Él sonrió con su boca quebrantada de dolor, los flashes se reflejaban en sus ojos inundados de la emoción palpitante de aquel momento eterno. Tenía una cortadura diagonal en su ceja izquierda que sacaba un arroyito de sangre tibia y bajaba hasta la depresión de su cuello ancho. Sentía que no podía dejar de caminar, daba vueltas erráticas como embriagado por la afición y el sabor dulcísimo de la victoria, el grupo lo seguía como moscos hipnotizados por el néctar, le limpiaban la frente, le sacaban fotos, lo cargaban en hombros y gritaban su nombre. Un presentador de esmoquin y alto copete entonaba un discurso de gallo eufórico, levantaba el brazo del muchacho mientras le decía cosas inaudibles porque nada podía distinguirse en aquel Babel cuadrilátero que flotaba sobre el suelo. Habían unos que agitaban pósteres (fans de última hora), otros habían nockeado en las apuestas desde la comodidad de sus asientos. El resto con saldos en rojo, furiosos, malos perdedores que no soportaban tanto ánimo. Millón y medio de televidentes se habían desembolsado veinte, cincuenta, cien dólares para el bill del pay per view. El peso del fajón se ceñía a su cintura, Campeón Mundial en letra mayúscula, la frase redoblándole en la cabeza, quien iba a pensar que de revoltoso de escuela y peleonero de barrio, (fajándose a lo “taco a taco” como lo disfrutaba) iría a llegar a ser el púgil más sonado del país.

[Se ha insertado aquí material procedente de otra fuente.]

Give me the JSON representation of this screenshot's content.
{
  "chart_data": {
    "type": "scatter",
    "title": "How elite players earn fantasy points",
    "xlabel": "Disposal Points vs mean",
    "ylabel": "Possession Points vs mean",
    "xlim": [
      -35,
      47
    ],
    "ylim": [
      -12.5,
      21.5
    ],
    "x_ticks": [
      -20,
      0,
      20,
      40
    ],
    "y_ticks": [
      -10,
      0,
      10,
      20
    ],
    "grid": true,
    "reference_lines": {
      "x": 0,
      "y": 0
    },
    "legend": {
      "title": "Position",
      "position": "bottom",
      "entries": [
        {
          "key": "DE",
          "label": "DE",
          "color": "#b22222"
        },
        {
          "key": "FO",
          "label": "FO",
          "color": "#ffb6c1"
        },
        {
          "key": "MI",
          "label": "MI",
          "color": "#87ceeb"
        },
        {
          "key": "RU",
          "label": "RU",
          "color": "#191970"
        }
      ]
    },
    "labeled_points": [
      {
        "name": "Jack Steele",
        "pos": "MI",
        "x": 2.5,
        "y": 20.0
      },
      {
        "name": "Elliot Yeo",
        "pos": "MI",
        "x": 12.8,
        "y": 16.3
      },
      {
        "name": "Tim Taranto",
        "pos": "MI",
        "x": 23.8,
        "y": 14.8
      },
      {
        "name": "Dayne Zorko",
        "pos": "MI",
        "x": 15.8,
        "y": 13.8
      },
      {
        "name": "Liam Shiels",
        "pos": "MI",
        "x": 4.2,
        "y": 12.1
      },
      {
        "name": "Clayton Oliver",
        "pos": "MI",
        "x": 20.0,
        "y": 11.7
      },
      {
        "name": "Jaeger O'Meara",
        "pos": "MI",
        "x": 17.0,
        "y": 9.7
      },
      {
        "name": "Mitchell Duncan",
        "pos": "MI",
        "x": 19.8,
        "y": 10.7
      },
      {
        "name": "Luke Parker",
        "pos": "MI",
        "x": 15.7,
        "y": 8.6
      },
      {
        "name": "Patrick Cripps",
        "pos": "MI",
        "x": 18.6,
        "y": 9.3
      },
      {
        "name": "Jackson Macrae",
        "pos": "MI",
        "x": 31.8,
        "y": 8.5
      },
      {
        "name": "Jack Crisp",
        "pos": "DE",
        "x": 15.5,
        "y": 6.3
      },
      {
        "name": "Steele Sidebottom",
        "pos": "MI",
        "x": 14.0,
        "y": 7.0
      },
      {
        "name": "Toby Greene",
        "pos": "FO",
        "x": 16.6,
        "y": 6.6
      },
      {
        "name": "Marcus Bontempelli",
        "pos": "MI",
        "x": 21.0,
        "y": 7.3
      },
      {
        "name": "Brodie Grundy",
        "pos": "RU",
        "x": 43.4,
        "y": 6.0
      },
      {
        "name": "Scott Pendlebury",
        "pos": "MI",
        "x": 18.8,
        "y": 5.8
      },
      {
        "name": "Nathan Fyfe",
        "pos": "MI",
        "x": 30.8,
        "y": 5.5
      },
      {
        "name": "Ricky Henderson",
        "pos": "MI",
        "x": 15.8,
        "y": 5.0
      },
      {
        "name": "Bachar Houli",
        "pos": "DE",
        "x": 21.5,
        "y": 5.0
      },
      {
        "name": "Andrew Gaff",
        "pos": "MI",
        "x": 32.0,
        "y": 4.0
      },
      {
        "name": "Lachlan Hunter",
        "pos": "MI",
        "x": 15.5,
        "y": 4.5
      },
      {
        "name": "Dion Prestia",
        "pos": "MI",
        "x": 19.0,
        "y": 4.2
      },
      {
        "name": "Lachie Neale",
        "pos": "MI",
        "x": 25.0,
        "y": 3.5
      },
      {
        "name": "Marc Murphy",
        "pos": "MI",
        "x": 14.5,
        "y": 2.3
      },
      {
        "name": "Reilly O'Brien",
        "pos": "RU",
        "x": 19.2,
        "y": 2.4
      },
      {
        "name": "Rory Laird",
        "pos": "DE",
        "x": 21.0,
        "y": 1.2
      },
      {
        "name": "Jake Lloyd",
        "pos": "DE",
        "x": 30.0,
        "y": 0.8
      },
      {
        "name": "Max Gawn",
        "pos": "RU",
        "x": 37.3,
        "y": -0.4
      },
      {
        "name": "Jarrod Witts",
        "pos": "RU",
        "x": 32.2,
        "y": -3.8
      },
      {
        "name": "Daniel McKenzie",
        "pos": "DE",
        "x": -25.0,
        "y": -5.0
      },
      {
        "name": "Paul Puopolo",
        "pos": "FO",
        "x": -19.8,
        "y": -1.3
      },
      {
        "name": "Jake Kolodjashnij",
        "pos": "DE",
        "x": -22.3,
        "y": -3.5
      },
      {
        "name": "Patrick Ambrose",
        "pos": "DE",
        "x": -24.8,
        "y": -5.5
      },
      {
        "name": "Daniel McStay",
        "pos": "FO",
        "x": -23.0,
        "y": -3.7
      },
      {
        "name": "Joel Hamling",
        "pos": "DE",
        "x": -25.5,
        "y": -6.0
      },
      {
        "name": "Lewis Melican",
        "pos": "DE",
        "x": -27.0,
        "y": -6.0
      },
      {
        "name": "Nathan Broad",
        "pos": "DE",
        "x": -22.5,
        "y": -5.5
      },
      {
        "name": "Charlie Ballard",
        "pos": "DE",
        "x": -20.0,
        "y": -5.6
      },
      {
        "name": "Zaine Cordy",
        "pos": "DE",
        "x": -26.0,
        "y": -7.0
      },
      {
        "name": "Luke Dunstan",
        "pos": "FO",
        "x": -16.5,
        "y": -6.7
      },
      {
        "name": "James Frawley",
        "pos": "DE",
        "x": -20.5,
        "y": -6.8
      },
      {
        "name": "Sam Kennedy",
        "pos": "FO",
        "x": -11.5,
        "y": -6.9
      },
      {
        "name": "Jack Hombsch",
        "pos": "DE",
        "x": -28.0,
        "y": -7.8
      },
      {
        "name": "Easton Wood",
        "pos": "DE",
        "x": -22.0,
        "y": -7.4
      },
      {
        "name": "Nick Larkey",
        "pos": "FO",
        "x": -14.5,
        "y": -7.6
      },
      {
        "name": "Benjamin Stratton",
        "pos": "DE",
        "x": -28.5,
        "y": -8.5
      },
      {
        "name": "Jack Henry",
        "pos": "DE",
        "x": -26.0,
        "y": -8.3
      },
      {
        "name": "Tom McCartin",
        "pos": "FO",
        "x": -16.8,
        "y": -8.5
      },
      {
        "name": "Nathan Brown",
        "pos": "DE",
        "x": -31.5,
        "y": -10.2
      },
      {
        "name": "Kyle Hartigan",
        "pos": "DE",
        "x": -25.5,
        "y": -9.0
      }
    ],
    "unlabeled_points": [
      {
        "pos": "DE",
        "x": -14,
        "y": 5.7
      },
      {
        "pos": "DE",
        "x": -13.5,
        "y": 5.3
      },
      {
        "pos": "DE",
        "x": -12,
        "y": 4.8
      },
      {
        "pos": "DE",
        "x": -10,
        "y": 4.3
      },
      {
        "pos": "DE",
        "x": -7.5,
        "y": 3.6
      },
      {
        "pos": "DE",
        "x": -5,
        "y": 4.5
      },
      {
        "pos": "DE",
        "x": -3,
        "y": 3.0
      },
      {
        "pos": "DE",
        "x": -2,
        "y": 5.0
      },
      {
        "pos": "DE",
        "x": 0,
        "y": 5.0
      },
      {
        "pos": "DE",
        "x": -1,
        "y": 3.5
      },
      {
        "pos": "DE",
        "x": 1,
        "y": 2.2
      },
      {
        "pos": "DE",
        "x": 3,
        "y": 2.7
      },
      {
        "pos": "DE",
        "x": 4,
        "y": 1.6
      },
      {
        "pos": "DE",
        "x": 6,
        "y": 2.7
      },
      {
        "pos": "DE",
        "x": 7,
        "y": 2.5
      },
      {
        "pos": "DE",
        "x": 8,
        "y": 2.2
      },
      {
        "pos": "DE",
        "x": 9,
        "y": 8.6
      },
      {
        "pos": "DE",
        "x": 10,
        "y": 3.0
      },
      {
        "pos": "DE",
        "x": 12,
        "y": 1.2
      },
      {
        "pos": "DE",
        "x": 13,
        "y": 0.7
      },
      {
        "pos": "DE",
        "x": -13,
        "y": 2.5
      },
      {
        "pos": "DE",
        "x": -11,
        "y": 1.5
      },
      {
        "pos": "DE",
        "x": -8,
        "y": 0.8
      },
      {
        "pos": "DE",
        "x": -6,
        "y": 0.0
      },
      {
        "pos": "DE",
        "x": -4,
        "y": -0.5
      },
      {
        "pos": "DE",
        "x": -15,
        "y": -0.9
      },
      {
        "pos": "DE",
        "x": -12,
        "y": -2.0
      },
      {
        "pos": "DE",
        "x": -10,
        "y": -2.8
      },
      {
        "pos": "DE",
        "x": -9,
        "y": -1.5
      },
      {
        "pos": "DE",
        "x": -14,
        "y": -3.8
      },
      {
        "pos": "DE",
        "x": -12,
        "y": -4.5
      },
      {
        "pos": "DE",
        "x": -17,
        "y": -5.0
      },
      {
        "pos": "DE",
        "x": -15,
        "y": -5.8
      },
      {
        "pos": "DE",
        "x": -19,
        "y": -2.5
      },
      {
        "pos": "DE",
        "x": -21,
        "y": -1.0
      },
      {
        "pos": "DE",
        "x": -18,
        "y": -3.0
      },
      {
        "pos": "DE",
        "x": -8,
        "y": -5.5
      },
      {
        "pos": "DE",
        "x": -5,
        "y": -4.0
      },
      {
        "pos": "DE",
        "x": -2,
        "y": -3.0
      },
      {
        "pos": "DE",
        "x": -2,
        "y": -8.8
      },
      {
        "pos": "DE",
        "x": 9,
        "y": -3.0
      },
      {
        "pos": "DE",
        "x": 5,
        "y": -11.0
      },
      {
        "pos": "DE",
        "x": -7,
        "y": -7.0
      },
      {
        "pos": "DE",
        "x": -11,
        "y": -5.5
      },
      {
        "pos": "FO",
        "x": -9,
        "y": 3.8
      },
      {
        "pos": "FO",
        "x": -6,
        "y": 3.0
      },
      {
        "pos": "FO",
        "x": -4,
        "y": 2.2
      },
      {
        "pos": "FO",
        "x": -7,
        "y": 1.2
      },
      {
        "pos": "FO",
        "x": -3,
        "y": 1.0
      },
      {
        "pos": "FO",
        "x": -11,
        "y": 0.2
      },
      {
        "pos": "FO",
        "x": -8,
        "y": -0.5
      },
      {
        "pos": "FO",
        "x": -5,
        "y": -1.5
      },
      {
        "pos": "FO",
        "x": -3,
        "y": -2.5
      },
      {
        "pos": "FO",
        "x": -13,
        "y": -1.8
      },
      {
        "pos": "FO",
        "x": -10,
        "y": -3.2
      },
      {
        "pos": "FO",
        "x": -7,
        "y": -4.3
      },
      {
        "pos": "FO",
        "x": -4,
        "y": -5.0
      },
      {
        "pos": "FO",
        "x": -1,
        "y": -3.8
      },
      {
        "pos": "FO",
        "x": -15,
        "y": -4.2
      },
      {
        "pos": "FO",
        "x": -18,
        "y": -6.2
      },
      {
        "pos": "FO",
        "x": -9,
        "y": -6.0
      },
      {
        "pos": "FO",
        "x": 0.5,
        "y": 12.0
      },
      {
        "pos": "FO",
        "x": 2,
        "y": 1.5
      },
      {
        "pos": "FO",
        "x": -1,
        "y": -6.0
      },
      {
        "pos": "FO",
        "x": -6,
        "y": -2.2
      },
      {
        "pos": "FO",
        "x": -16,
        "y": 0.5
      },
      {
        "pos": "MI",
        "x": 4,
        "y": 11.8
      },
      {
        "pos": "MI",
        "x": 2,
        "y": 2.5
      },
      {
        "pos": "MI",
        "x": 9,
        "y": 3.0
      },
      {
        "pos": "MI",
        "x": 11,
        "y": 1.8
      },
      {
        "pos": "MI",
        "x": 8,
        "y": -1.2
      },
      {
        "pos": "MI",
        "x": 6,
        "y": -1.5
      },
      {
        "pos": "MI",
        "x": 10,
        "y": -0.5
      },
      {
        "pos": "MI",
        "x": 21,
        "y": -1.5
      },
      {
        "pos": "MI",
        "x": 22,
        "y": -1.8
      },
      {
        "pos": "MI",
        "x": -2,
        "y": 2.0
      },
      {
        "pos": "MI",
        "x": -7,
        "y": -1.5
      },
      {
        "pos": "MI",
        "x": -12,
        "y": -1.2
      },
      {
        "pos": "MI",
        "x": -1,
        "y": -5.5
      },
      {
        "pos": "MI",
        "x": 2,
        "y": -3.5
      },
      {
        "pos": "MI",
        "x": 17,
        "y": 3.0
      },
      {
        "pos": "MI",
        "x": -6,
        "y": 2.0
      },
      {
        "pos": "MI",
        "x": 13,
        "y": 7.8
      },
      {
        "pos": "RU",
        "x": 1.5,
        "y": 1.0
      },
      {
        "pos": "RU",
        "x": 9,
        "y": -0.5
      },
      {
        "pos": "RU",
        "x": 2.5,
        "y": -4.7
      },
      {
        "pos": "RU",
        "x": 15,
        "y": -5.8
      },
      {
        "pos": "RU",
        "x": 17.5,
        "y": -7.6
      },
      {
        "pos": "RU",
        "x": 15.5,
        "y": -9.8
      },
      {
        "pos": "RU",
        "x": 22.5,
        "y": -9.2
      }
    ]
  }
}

El Zanate Rodríguez, desde su esquina miraba con tristeza las hendiduras de la lona que imaginaba como su propio reflejo en el suelo, el entrenador lo traía loco con la presión de la deuda que tenía con El Loro por una flota de deportivos que sacó al fiado de su autolote, además de la remojada que le tocaba de vuelta por la demanda de alimentos que le había montado su ex mujer. Estaba jodido, no quería ni levantarse del banco porque se vendría abajo por su propio peso. Qué paradoja la vida, anoche era un campeón con corona y cetro en algún casino de Las Vegas, adulado por mujeres que le meneaban las tetas en la cara y se le sentaban restregando con habilidad sus vaginas rasuradas. Hoy nadie le quiere, hoy fue una mala inversión, un farsante, siete rounds, un don nadie.
De pronto el ring y todo el salón se convierte en un mar de puños, alaridos y silletazos, alguien hace sonar la campana por error y el Zanate Rodriguez, por mero instinto, se levanta del banco y le propina tremendo upper a la quijada del Campeón Mundial que besa el suelo por primera vez. Ya incorporado se percata que ha perdido el fajón y de pronto se siente tan desprotegido y mortal como al inicio de la pelea. Un jab a la mejía le enturbia la vista, y se defiende casi a ciegas buscando la pantaloneta roja de su contrincante entre los animales iracundos. Cae de nuevo, esta vez en definitiva.

El promotor sale escoltado por la puerta de emergencia tarareando un “love is in the air” mientras se pasa la lengua por sus dientes de oro en señal de gozo. Lo han llamado para notificarle el saldo preliminar de las ganancias y ahora piensa armarse una juerga en su penthouse con muchachas importadas.

Los disparos al aire dispersan a la masa, el salón se vacía en un dos por tres y como si todo estuviese fraguado de previo los boxeadores se encuentran solos, sin saber si hay un vencedor y un vencido. Se ven a los ojos, se reconocen en su humanidad por vez primera, ajenos a las cámaras, al marketing de la rudeza, a la disputa por el título. Salen juntos, (uno apoyándose del hombro del otro) a emborracharse en honor a lo linda que es la vida.